6. When using `dataPath`, the returned message should a single JSON object. The field
pointed to by the `dataPath` should contain a single JSON object or an array of objects.
7. When not using `dataPath`, the response should be a single JSON object, an array of
JSON objects, or a series of line-delimited JSON objects (the so-called
[jsonlines](http://jsonlines.org/) format.)
8. Parameters are considered optional; no error will be given if a query omits
parameters. An enhancement would be to mark parameters as required: all are required
or just some. If parameters are required, but omitted, the report service will
likely return an error.
## Troubleshooting
If anything goes wrong, Drill will provide a detailed error message, including URL:
```
DATA_READ ERROR: Failed to read the HTTP response body
Error message: Read timed out
Connection: sunrise
Plugin: api
URL: https://api.sunrise-sunset.org/json?lat=36.7201600&lng=-4.4203400&date=today
Fragment: 0:0
```
If using a "tail" in the query, verify that the tail is quoted using back-ticks
as shown in the examples.
Check that the URL is correct. If not, check the plugin configuration properties
described above to find out why the pieces were assembled as you want.
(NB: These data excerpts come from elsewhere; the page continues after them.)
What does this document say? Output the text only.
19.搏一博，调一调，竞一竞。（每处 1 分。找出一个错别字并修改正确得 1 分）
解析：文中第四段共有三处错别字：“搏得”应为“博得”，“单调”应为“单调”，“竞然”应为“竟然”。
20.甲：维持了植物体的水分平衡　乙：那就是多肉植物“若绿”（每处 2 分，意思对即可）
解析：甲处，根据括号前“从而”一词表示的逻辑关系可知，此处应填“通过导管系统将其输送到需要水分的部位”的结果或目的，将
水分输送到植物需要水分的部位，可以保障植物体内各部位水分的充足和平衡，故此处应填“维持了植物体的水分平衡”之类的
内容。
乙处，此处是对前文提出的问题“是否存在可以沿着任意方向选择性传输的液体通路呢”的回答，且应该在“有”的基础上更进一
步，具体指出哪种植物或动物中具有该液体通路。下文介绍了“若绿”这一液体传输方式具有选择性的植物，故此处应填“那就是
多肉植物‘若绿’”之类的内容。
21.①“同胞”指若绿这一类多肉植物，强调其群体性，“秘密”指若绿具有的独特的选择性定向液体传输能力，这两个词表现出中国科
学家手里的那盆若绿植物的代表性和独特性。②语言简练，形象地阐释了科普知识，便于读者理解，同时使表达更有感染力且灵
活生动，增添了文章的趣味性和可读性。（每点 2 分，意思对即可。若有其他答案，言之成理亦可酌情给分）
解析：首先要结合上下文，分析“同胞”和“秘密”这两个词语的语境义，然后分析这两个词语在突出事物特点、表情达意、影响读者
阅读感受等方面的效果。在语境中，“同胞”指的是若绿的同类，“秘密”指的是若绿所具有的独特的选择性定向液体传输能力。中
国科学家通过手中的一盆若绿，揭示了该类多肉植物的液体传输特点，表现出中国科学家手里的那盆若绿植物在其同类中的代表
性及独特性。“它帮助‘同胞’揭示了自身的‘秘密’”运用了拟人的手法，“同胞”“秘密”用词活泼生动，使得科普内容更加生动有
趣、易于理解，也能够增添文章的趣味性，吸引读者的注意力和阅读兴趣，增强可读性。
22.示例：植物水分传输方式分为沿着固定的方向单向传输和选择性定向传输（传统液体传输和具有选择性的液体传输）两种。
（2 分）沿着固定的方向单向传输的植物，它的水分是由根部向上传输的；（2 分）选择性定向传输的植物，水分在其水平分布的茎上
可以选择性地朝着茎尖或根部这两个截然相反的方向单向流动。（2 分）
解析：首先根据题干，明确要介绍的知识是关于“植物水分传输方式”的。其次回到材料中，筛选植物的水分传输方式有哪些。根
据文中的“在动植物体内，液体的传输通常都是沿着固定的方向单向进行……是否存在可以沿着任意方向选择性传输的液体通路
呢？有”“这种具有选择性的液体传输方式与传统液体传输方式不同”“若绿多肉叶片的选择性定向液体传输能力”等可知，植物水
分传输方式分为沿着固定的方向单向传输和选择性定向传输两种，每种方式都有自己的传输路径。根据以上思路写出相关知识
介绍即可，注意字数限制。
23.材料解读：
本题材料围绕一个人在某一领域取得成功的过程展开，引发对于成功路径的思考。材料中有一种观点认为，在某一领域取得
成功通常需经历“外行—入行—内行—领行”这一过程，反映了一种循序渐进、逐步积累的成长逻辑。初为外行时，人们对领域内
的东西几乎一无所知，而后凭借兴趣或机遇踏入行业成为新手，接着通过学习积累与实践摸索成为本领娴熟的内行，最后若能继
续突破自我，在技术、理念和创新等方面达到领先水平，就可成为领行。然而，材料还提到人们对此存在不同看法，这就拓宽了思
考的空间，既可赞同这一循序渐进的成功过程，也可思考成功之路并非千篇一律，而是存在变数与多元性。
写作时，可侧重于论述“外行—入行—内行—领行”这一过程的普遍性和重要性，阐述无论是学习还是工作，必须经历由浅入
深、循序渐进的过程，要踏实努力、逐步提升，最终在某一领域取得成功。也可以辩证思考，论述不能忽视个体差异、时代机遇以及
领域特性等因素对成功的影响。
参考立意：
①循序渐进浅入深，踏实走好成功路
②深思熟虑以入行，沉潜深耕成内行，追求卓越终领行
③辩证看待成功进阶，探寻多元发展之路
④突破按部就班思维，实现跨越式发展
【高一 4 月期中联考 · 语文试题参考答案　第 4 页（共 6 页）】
If the query works but delivers unexpected results, check the Drill log file.
Drill logs a message like the following at the info level when opening the HTTP connection:
```
Connection: sunrise, Method: GET,
URL: https://api.sunrise-sunset.org/json?lat=36.7201600&lng=-4.4203400&date=today
```
If the query runs, but produces odd results, try a simple `SELECT *` query. This may reveal
if there is unexpected message context in addition to the data. Use the `dataPath` property
to ignore the extra content.
## Implicit Fields
The HTTP plugin includes four implicit fields which can be used for debugging. These fields do not appear in star queries. They are:
* `_response_code`: The response code from the HTTP request. This field is an `INT`.
* `_response_message`: The response message.
* `_response_protocol`: The response protocol.
* `_response_url`: The actual URL sent to the API.